A man charged with killing his live-in girlfriend and her three children has been executed despite always claiming his innocence.
Raheem Taylor, 58, was put to death by lethal injection in the state prison Bonne Terre, Missouri, US, shortly after midnight UK-time on February 8.
Republican Governor Mike Parson denied a clemency request on Monday and last minute appeals to the Supreme Court by Taylor's lawyers were declined.
Gov Parson dismissed Taylor’s “self-serving claim of innocence.”
Taylor always claimed his innocence, saying he was in California at the time Angela Rowe, her 10-year-old daughter Alexus Conley, 6-year-old daughter AcQreya Conley, and 5-year-old son Tyrese Conley were killed in 2004.

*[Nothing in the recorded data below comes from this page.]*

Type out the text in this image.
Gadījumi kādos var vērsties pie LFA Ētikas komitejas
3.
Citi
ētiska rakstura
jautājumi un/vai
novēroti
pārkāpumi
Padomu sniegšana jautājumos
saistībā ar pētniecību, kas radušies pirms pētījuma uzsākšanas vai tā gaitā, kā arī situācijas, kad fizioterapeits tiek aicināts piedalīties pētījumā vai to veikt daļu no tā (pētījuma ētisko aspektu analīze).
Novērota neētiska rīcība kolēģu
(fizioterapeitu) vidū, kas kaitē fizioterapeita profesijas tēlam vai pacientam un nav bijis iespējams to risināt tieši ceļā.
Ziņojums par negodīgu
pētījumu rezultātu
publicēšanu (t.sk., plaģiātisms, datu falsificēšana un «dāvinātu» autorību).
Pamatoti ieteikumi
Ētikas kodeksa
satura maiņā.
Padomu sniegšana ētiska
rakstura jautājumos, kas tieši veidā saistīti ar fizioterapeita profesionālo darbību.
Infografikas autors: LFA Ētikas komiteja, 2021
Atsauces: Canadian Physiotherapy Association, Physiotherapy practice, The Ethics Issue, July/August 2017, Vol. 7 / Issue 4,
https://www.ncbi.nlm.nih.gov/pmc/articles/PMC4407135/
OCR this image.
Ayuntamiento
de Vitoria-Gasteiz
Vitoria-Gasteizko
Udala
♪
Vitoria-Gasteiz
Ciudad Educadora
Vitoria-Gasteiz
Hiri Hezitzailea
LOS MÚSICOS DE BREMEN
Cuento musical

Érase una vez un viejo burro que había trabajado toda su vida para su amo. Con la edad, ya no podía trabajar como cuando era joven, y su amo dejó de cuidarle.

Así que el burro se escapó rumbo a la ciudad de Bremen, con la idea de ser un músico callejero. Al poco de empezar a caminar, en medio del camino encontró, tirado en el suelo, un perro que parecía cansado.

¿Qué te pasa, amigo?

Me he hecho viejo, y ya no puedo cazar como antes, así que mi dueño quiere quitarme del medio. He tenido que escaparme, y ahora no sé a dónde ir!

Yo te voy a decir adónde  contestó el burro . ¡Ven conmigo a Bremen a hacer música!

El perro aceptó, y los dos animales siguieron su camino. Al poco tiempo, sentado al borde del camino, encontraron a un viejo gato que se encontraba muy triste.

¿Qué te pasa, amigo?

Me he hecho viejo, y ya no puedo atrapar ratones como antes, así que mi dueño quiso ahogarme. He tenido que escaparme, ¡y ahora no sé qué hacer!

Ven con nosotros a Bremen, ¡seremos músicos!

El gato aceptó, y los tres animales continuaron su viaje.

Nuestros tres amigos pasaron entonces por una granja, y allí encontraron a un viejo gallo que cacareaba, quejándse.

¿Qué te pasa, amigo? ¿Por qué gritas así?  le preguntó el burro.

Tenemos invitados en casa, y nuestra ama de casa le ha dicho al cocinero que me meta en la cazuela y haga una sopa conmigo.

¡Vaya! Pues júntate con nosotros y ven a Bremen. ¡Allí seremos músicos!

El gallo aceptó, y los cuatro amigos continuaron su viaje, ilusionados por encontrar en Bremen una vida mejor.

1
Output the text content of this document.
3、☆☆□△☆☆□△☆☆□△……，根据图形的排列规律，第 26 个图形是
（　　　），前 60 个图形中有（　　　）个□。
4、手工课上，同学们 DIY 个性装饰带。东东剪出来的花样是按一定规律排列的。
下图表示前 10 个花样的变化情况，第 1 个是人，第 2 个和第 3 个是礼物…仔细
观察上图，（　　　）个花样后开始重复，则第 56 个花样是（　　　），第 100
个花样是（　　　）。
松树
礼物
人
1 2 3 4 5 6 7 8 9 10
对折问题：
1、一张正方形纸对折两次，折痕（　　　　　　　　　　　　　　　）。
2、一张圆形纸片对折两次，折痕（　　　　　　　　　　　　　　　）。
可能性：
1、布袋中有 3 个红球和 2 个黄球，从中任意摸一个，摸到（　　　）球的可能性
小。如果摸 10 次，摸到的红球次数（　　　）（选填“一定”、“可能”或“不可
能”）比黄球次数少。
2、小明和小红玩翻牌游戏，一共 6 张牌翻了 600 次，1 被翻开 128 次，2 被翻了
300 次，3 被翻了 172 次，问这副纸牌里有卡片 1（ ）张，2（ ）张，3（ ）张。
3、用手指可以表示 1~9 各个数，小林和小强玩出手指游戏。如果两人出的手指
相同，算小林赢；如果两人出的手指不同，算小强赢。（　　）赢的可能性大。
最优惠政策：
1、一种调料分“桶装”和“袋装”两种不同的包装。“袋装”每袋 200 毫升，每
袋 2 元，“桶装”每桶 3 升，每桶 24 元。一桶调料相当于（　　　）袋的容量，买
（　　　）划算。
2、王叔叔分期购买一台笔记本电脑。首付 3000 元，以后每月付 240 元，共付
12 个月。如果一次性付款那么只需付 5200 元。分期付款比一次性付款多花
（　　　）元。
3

On Dececember 3, 2004, police were sent to the home after worried family members said they hadn’t heard from Rowe. Officers found the bodies of Rowe and her children. All four had been shot.
Taylor, who had a criminal record for drug and fraud-related offenses, boarded a flight to California on November 26, 2004.
In the wake of the killings a medical examiner said the family was likely killed shortly before the bodies were found.
But at the trial, the medical examiner had a different take, saying the family was probably slain much earlier, when Taylor was still in Missouri.
At Taylor’s trial, Medical Examiner Phillip Burch said the killings could have happened two or three weeks before the discovery of the bodies, long before Taylor’s trip to California.
Before the execution an attorney for Raheem Taylor urged the U.S. Supreme Court to halt a “constitutionally intolerable event” — the potential execution of an innocent man.
Attorney Kent Gipson’s motion asks the Supreme Court to grant a stay of execution and appoint a special master to review Taylor’s innocence claim.
A similar request to the Missouri Supreme Court was rejected late Monday.
Gipson said that several people, including relatives of Rowe and a neighbor, saw Rowe alive in the days after Taylor left St. Louis.
The lawyer said: "I think any fair-minded person that looks at all the evidence we have now would have serious doubts about whether he's guilty, and that's all we're really asking for—to be able to be given an opportunity in front of a judge."
Meanwhile, Taylor’s daughter in California, Deja Taylor, claimed in a court filing that she and her father called Angela Rowe and one of the children during his visit. The court filing said Deja Taylor’s mother and sister corroborated her story.
Last month, Taylor’s attorneys petitioned St. Louis County Prosecuting Attorney Wesley Bell to ask a judge for a new hearing on the innocence claim, as allowed by a new Missouri law.
Bell declined, finding no “credible case of innocence.” On Monday, he reiterated his belief that the jury “got the verdict right.”
The Midwest Innocence Project, the national NAACP and several Missouri civil rights and religious groups also called for a stay of execution.